Ani Taj: Buncha freaks this company is -- no streamlined monochrome unitards here. One of our dancers articulated it nicely, 'The Cartel is a freakshow and everyone is a star.' So that's part of it maybe? 

EDGE: Congratulations on achieving quite a following over the past few years. What do you attribute your success to?

Ani Taj: Oh gahsh. Thanks for saying. We love what we do and we try to make it feel good for the people that come play with us. We also never stop -- we've been doing parties and galleries and experiential screenings every couple weeks, so it's fun to keep igniting new collaborations and meeting new crowds. We are now trying to shift into a more focused zone for a while, quality over quantity...

Can anything happen?
 

EDGE: Can anything happen in a Dance Cartel show?

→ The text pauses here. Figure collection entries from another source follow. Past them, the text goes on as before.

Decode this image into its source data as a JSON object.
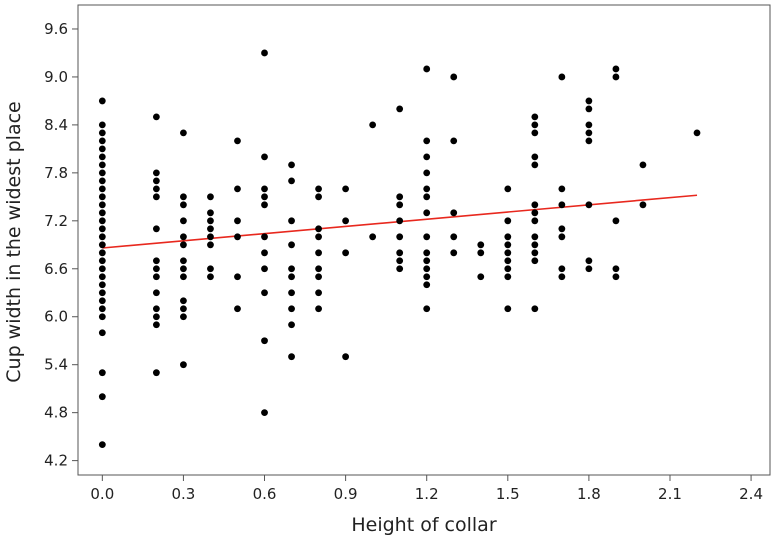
{
  "chart_data": {
    "type": "scatter",
    "title": "",
    "xlabel": "Height of collar",
    "ylabel": "Cup width in the widest place",
    "xlim": [
      -0.09,
      2.47
    ],
    "ylim": [
      4.02,
      9.9
    ],
    "xticks": [
      0.0,
      0.3,
      0.6,
      0.9,
      1.2,
      1.5,
      1.8,
      2.1,
      2.4
    ],
    "yticks": [
      4.2,
      4.8,
      5.4,
      6.0,
      6.6,
      7.2,
      7.8,
      8.4,
      9.0,
      9.6
    ],
    "xtick_labels": [
      "0.0",
      "0.3",
      "0.6",
      "0.9",
      "1.2",
      "1.5",
      "1.8",
      "2.1",
      "2.4"
    ],
    "ytick_labels": [
      "4.2",
      "4.8",
      "5.4",
      "6.0",
      "6.6",
      "7.2",
      "7.8",
      "8.4",
      "9.0",
      "9.6"
    ],
    "grid": false,
    "legend": "none",
    "point_color": "#000000",
    "series": [
      {
        "points": [
          [
            0.0,
            8.7
          ],
          [
            0.0,
            8.4
          ],
          [
            0.0,
            8.3
          ],
          [
            0.0,
            8.2
          ],
          [
            0.0,
            8.1
          ],
          [
            0.0,
            8.0
          ],
          [
            0.0,
            7.9
          ],
          [
            0.0,
            7.8
          ],
          [
            0.0,
            7.7
          ],
          [
            0.0,
            7.6
          ],
          [
            0.0,
            7.5
          ],
          [
            0.0,
            7.4
          ],
          [
            0.0,
            7.3
          ],
          [
            0.0,
            7.2
          ],
          [
            0.0,
            7.1
          ],
          [
            0.0,
            7.0
          ],
          [
            0.0,
            6.9
          ],
          [
            0.0,
            6.8
          ],
          [
            0.0,
            6.7
          ],
          [
            0.0,
            6.6
          ],
          [
            0.0,
            6.5
          ],
          [
            0.0,
            6.4
          ],
          [
            0.0,
            6.3
          ],
          [
            0.0,
            6.2
          ],
          [
            0.0,
            6.1
          ],
          [
            0.0,
            6.0
          ],
          [
            0.0,
            5.8
          ],
          [
            0.0,
            5.3
          ],
          [
            0.0,
            5.0
          ],
          [
            0.0,
            4.4
          ],
          [
            0.2,
            8.5
          ],
          [
            0.2,
            7.8
          ],
          [
            0.2,
            7.7
          ],
          [
            0.2,
            7.6
          ],
          [
            0.2,
            7.5
          ],
          [
            0.2,
            7.1
          ],
          [
            0.2,
            6.7
          ],
          [
            0.2,
            6.6
          ],
          [
            0.2,
            6.5
          ],
          [
            0.2,
            6.3
          ],
          [
            0.2,
            6.1
          ],
          [
            0.2,
            6.0
          ],
          [
            0.2,
            5.9
          ],
          [
            0.2,
            5.3
          ],
          [
            0.3,
            8.3
          ],
          [
            0.3,
            7.5
          ],
          [
            0.3,
            7.4
          ],
          [
            0.3,
            7.2
          ],
          [
            0.3,
            7.0
          ],
          [
            0.3,
            6.9
          ],
          [
            0.3,
            6.7
          ],
          [
            0.3,
            6.6
          ],
          [
            0.3,
            6.5
          ],
          [
            0.3,
            6.2
          ],
          [
            0.3,
            6.1
          ],
          [
            0.3,
            6.0
          ],
          [
            0.3,
            5.4
          ],
          [
            0.4,
            7.5
          ],
          [
            0.4,
            7.3
          ],
          [
            0.4,
            7.2
          ],
          [
            0.4,
            7.1
          ],
          [
            0.4,
            7.0
          ],
          [
            0.4,
            6.9
          ],
          [
            0.4,
            6.6
          ],
          [
            0.4,
            6.5
          ],
          [
            0.5,
            8.2
          ],
          [
            0.5,
            7.6
          ],
          [
            0.5,
            7.2
          ],
          [
            0.5,
            7.0
          ],
          [
            0.5,
            6.5
          ],
          [
            0.5,
            6.1
          ],
          [
            0.6,
            9.3
          ],
          [
            0.6,
            8.0
          ],
          [
            0.6,
            7.6
          ],
          [
            0.6,
            7.5
          ],
          [
            0.6,
            7.4
          ],
          [
            0.6,
            7.0
          ],
          [
            0.6,
            6.8
          ],
          [
            0.6,
            6.6
          ],
          [
            0.6,
            6.3
          ],
          [
            0.6,
            5.7
          ],
          [
            0.6,
            4.8
          ],
          [
            0.7,
            7.9
          ],
          [
            0.7,
            7.7
          ],
          [
            0.7,
            7.2
          ],
          [
            0.7,
            6.9
          ],
          [
            0.7,
            6.6
          ],
          [
            0.7,
            6.5
          ],
          [
            0.7,
            6.3
          ],
          [
            0.7,
            6.1
          ],
          [
            0.7,
            5.9
          ],
          [
            0.7,
            5.5
          ],
          [
            0.8,
            7.6
          ],
          [
            0.8,
            7.5
          ],
          [
            0.8,
            7.1
          ],
          [
            0.8,
            7.0
          ],
          [
            0.8,
            6.8
          ],
          [
            0.8,
            6.6
          ],
          [
            0.8,
            6.5
          ],
          [
            0.8,
            6.3
          ],
          [
            0.8,
            6.1
          ],
          [
            0.9,
            7.6
          ],
          [
            0.9,
            7.2
          ],
          [
            0.9,
            6.8
          ],
          [
            0.9,
            5.5
          ],
          [
            1.0,
            8.4
          ],
          [
            1.0,
            7.0
          ],
          [
            1.1,
            8.6
          ],
          [
            1.1,
            7.5
          ],
          [
            1.1,
            7.4
          ],
          [
            1.1,
            7.2
          ],
          [
            1.1,
            7.0
          ],
          [
            1.1,
            6.8
          ],
          [
            1.1,
            6.7
          ],
          [
            1.1,
            6.6
          ],
          [
            1.2,
            9.1
          ],
          [
            1.2,
            8.2
          ],
          [
            1.2,
            8.0
          ],
          [
            1.2,
            7.8
          ],
          [
            1.2,
            7.6
          ],
          [
            1.2,
            7.5
          ],
          [
            1.2,
            7.3
          ],
          [
            1.2,
            7.0
          ],
          [
            1.2,
            6.8
          ],
          [
            1.2,
            6.7
          ],
          [
            1.2,
            6.6
          ],
          [
            1.2,
            6.5
          ],
          [
            1.2,
            6.4
          ],
          [
            1.2,
            6.1
          ],
          [
            1.3,
            9.0
          ],
          [
            1.3,
            8.2
          ],
          [
            1.3,
            7.3
          ],
          [
            1.3,
            7.0
          ],
          [
            1.3,
            6.8
          ],
          [
            1.4,
            6.9
          ],
          [
            1.4,
            6.8
          ],
          [
            1.4,
            6.5
          ],
          [
            1.5,
            7.6
          ],
          [
            1.5,
            7.2
          ],
          [
            1.5,
            7.0
          ],
          [
            1.5,
            6.9
          ],
          [
            1.5,
            6.8
          ],
          [
            1.5,
            6.7
          ],
          [
            1.5,
            6.6
          ],
          [
            1.5,
            6.5
          ],
          [
            1.5,
            6.1
          ],
          [
            1.6,
            8.5
          ],
          [
            1.6,
            8.4
          ],
          [
            1.6,
            8.3
          ],
          [
            1.6,
            8.0
          ],
          [
            1.6,
            7.9
          ],
          [
            1.6,
            7.4
          ],
          [
            1.6,
            7.3
          ],
          [
            1.6,
            7.2
          ],
          [
            1.6,
            7.0
          ],
          [
            1.6,
            6.9
          ],
          [
            1.6,
            6.8
          ],
          [
            1.6,
            6.7
          ],
          [
            1.6,
            6.1
          ],
          [
            1.7,
            9.0
          ],
          [
            1.7,
            7.6
          ],
          [
            1.7,
            7.4
          ],
          [
            1.7,
            7.1
          ],
          [
            1.7,
            7.0
          ],
          [
            1.7,
            6.6
          ],
          [
            1.7,
            6.5
          ],
          [
            1.8,
            8.7
          ],
          [
            1.8,
            8.6
          ],
          [
            1.8,
            8.4
          ],
          [
            1.8,
            8.3
          ],
          [
            1.8,
            8.2
          ],
          [
            1.8,
            7.4
          ],
          [
            1.8,
            6.7
          ],
          [
            1.8,
            6.6
          ],
          [
            1.9,
            9.1
          ],
          [
            1.9,
            9.0
          ],
          [
            1.9,
            7.2
          ],
          [
            1.9,
            6.6
          ],
          [
            1.9,
            6.5
          ],
          [
            2.0,
            7.9
          ],
          [
            2.0,
            7.4
          ],
          [
            2.2,
            8.3
          ]
        ]
      }
    ],
    "fit_line": {
      "color": "#e8281e",
      "x": [
        0.0,
        2.2
      ],
      "y": [
        6.86,
        7.52
      ]
    }
  }
}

Ani Taj: We like to invite wild cards (so yes, as long as you're a loving drunk... No aggression except in your dance moves please). A few audience members have split their pants. A lot of people have made out, some have even started dating (it's a good date). A few suits have shown up and broken it down with us. 

EDGE: Why is it important for you to keep your ticket prices affordable?

Ani Taj: We want dance (and our shows) to be accessible to a broad public, not an initiated or endowed few. When a ticket is over a certain price you start ruling out a big chunk of the people that could come to your show. Since our audience is a key part of the creation of each experience, we want that experience to be rich with information from people from all walks of life, ages, cultural backgrounds, careers paths... everyone moves differently and we like for those moves to play together.